Anyone who has ever spoken to me about Larsson’s Millennium trilogy will be aware of my feelings on the subject: The Girl with the Dragon Tattoo is a masterpiece, one of the finest pieces of crime fiction ever produced in any language, helped along by the strong protagonists at the story’s centre, Mikael Blomqvist and Lisbeth Salander. The Girl Who Played with Fire and The Girl Who Kicked the Hornet’s Nest fail to live up to the promise of the first book and are, in my opinion, much too long to hold the reader’s attention. There is a lot of background information that could have been cut without sacrificing the story, and the Millennium Trilogy – which, in the end, is only average – could very well have been the incomparably brilliant Millennium Duology. But that’s beside the point.
Lisbeth Salander is not your average heroine. It’s probably more accurate to say that Larsson’s creation redefined the whole concept and created one of the most recognisable and enduring female characters in the history of crime fiction.

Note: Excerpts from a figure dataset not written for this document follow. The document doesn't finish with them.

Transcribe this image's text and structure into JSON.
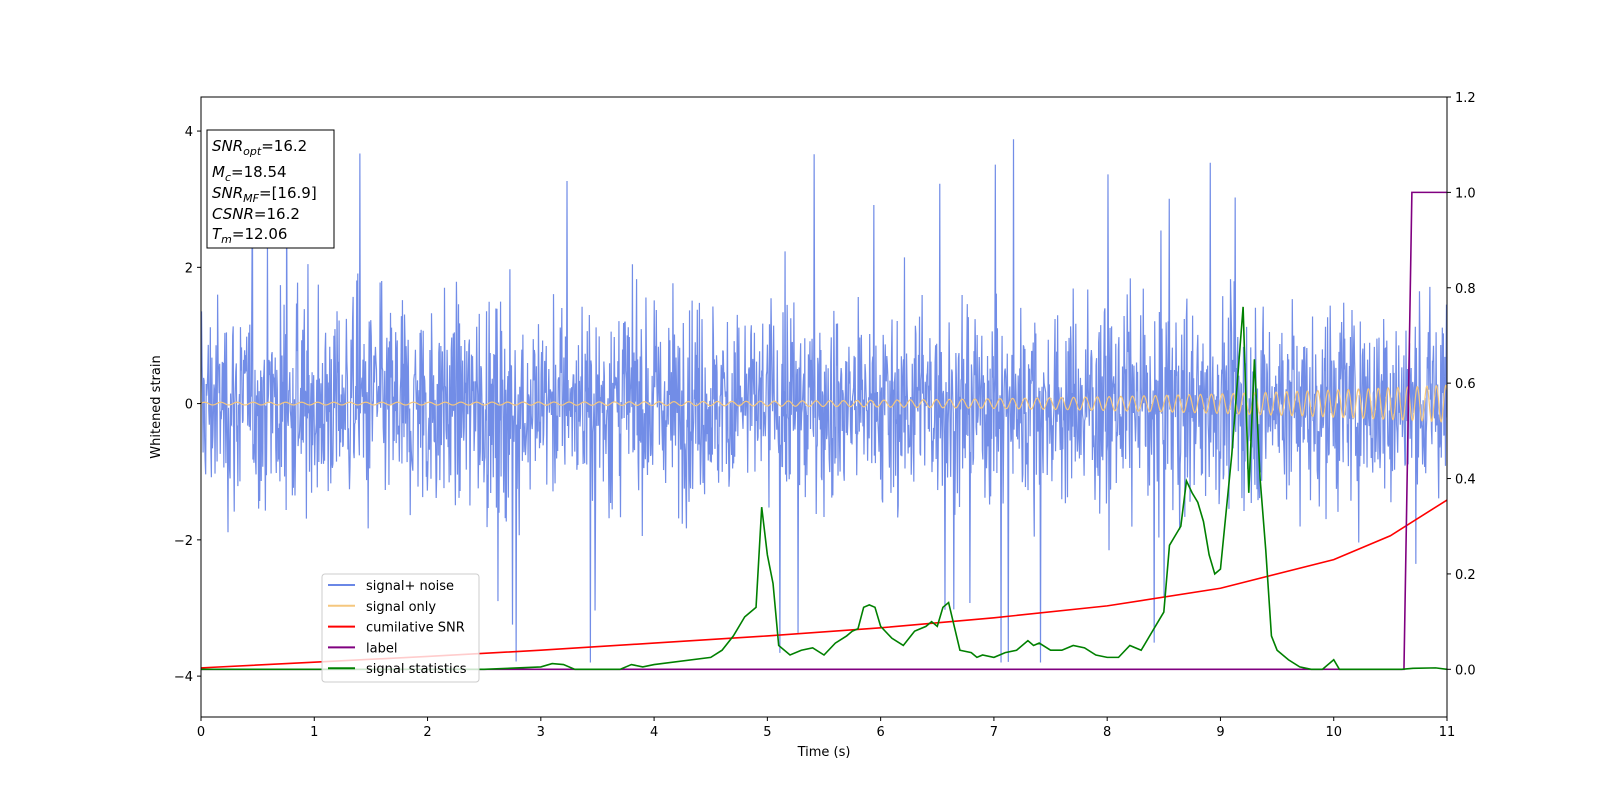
{
  "chart_data": {
    "type": "line",
    "xlabel": "Time (s)",
    "ylabel": "Whitened strain",
    "xlim": [
      0,
      11
    ],
    "ylim": [
      -4.6,
      4.5
    ],
    "ylim_right": [
      -0.1,
      1.2
    ],
    "x_ticks": [
      0,
      1,
      2,
      3,
      4,
      5,
      6,
      7,
      8,
      9,
      10,
      11
    ],
    "y_ticks": [
      -4,
      -2,
      0,
      2,
      4
    ],
    "y_ticks_right": [
      0.0,
      0.2,
      0.4,
      0.6,
      0.8,
      1.0,
      1.2
    ],
    "y_tick_labels_right": [
      "0.0",
      "0.2",
      "0.4",
      "0.6",
      "0.8",
      "1.0",
      "1.2"
    ],
    "grid": false,
    "legend_position": "lower-left",
    "annotation_box": [
      {
        "base": "SNR",
        "sub": "opt",
        "value": "=16.2"
      },
      {
        "base": "M",
        "sub": "c",
        "value": "=18.54"
      },
      {
        "base": "SNR",
        "sub": "MF",
        "value": "=[16.9]"
      },
      {
        "base": "CSNR",
        "sub": "",
        "value": "=16.2"
      },
      {
        "base": "T",
        "sub": "m",
        "value": "=12.06"
      }
    ],
    "series": [
      {
        "name": "signal+ noise",
        "axis": "left",
        "color": "#6a87e6",
        "note": "whitened noisy strain, approx. gaussian, peaks about -3.7 to 4.1",
        "envelope": {
          "typical_max": 2.5,
          "typical_min": -2.5,
          "peak_max": 4.1,
          "peak_min": -3.8
        }
      },
      {
        "name": "signal only",
        "axis": "left",
        "color": "#f5c77e",
        "note": "chirp, amplitude growing to about 0.27 at 11 s",
        "amplitude_start": 0.02,
        "amplitude_end": 0.27
      },
      {
        "name": "cumilative SNR",
        "axis": "right",
        "color": "#ff0000",
        "x": [
          0,
          1,
          2,
          3,
          4,
          5,
          6,
          7,
          8,
          9,
          10,
          10.5,
          11
        ],
        "y": [
          0.003,
          0.015,
          0.027,
          0.04,
          0.055,
          0.07,
          0.087,
          0.108,
          0.133,
          0.17,
          0.23,
          0.28,
          0.355
        ]
      },
      {
        "name": "label",
        "axis": "right",
        "color": "#800080",
        "x": [
          0,
          10.62,
          10.69,
          11
        ],
        "y": [
          0.0,
          0.0,
          1.0,
          1.0
        ]
      },
      {
        "name": "signal statistics",
        "axis": "right",
        "color": "#008000",
        "x": [
          0,
          1,
          2,
          2.5,
          3,
          3.1,
          3.2,
          3.3,
          3.7,
          3.8,
          3.9,
          4.0,
          4.5,
          4.6,
          4.7,
          4.8,
          4.85,
          4.9,
          4.95,
          5.0,
          5.05,
          5.1,
          5.2,
          5.3,
          5.4,
          5.5,
          5.6,
          5.7,
          5.75,
          5.8,
          5.85,
          5.9,
          5.95,
          6.0,
          6.1,
          6.2,
          6.3,
          6.4,
          6.45,
          6.5,
          6.55,
          6.6,
          6.7,
          6.8,
          6.85,
          6.9,
          7.0,
          7.1,
          7.2,
          7.3,
          7.35,
          7.4,
          7.5,
          7.6,
          7.7,
          7.8,
          7.9,
          8.0,
          8.1,
          8.2,
          8.3,
          8.4,
          8.5,
          8.55,
          8.6,
          8.65,
          8.7,
          8.75,
          8.8,
          8.85,
          8.9,
          8.95,
          9.0,
          9.1,
          9.2,
          9.25,
          9.3,
          9.35,
          9.4,
          9.45,
          9.5,
          9.6,
          9.7,
          9.8,
          9.9,
          10.0,
          10.05,
          10.1,
          10.6,
          10.7,
          10.9,
          11
        ],
        "y": [
          0.0,
          0.0,
          0.0,
          0.0,
          0.005,
          0.012,
          0.01,
          0.0,
          0.0,
          0.01,
          0.005,
          0.01,
          0.025,
          0.04,
          0.07,
          0.11,
          0.12,
          0.13,
          0.34,
          0.24,
          0.18,
          0.05,
          0.03,
          0.04,
          0.045,
          0.03,
          0.055,
          0.07,
          0.08,
          0.085,
          0.13,
          0.135,
          0.13,
          0.09,
          0.065,
          0.05,
          0.08,
          0.09,
          0.1,
          0.09,
          0.13,
          0.14,
          0.04,
          0.035,
          0.025,
          0.03,
          0.025,
          0.035,
          0.04,
          0.06,
          0.05,
          0.055,
          0.04,
          0.04,
          0.05,
          0.045,
          0.03,
          0.025,
          0.025,
          0.05,
          0.04,
          0.08,
          0.12,
          0.26,
          0.28,
          0.3,
          0.395,
          0.37,
          0.35,
          0.31,
          0.24,
          0.2,
          0.21,
          0.45,
          0.76,
          0.37,
          0.65,
          0.4,
          0.25,
          0.07,
          0.04,
          0.02,
          0.005,
          0.0,
          0.0,
          0.02,
          0.0,
          0.0,
          0.0,
          0.002,
          0.003,
          0.0
        ]
      }
    ]
  }
}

Larsson has been branded as a misogynist by people who seem to have missed the central point of the Millennium books: yes, The Girl with the Dragon Tattoo is a book about the mistreatment of women at the hands of men (let’s not forget, the original Swedish title translates as Men Who Hate Women), but for me, Salander’s very existence is all you need to see where Larsson’s sympathies lie.

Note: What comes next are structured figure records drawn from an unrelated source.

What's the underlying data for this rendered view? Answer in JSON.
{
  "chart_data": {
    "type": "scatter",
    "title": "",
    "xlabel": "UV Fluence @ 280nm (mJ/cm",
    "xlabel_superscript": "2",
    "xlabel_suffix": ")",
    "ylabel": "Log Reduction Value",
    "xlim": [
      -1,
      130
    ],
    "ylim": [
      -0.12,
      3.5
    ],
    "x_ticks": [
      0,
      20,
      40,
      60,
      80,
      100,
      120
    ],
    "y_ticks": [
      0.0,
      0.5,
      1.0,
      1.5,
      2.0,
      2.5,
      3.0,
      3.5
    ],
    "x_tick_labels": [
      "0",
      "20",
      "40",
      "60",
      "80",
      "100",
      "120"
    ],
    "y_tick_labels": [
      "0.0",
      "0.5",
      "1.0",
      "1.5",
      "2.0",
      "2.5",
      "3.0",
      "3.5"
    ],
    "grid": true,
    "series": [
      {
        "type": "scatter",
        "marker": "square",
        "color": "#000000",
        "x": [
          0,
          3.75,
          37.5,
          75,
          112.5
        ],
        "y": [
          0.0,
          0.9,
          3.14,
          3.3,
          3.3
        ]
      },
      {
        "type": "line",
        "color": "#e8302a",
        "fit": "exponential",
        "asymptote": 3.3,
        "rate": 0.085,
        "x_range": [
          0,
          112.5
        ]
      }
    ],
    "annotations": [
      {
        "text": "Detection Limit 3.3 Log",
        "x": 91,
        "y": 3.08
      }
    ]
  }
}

Lisbeth is a character with a dark and, for the most part, mysterious past. We meet her mother briefly, and learn of the existence of a twin sister, with whom Lisbeth has little to no contact. It isn’t until later in the series that we learn the full story, and the role that her father – a Soviet thug – played in her upbringing. Now in her early twenties, she is seen by the state as mentally challenged, and placed in the care of a solicitor who has control of her entire life, a man in whose downfall the reader can take great delight, as it gives us the first real glimpse of who Lisbeth Salander really is.
With her tattoos and piercings, Lisbeth is as unconventional in her looks as she is in her personality. Fundamentally broken by the abuses in her past, she has found a way out of pain and misery to become a self-reliant adult who proves time and again that she is more than capable of looking after herself. A technical genius who can make computers acquiesce to her every wish, a skilled fighter and – strangely – a master of disguise, the socially-awkward Lisbeth is driven by a solid moral code that is often at odds with how people perceive her to be. The epitome of the modern day feminist, Lisbeth is a force to be reckoned with, and a character who endures beyond the confines of Stieg Larsson’s trilogy, and the numerous films it has spawned, a fictional role model to which many – both men and women – aspire.
On a personal level, thinking back to when I first met Lisbeth brings me back to the period that introduced the “Dad” in my blog title to the “Reader”. I was halfway through The Girl Who Kicked the Hornets’ Nest when my son was born at the end of summer 2009, and I ended up having to finish the book by listening to the audio version – I have memories of trying to balance a week-old child in one arm and a huge hardback in the other, and failing miserably.
On 27th August this year (3 days before my son’s sixth birthday), Lisbeth Salander is set to return to our lives in The Girl in the Spider’s Web. Swedish writer David Lagercrantz has taken on the unenviable task of bringing one of crime fiction’s most iconic characters back to life. If his novel Fall of Man in Wilmslow, which I will be reviewing here in the near future, is anything to go by, we seem to be in good hands. I’m looking forward to spending time with someone who feels like an old friend, a feminist icon who could just as easily be described as a nerd icon (as if we need any more!), and seeing where her next adventure takes her.
For now, though: Happy Birthday, Lisbeth Salander! May there be many more.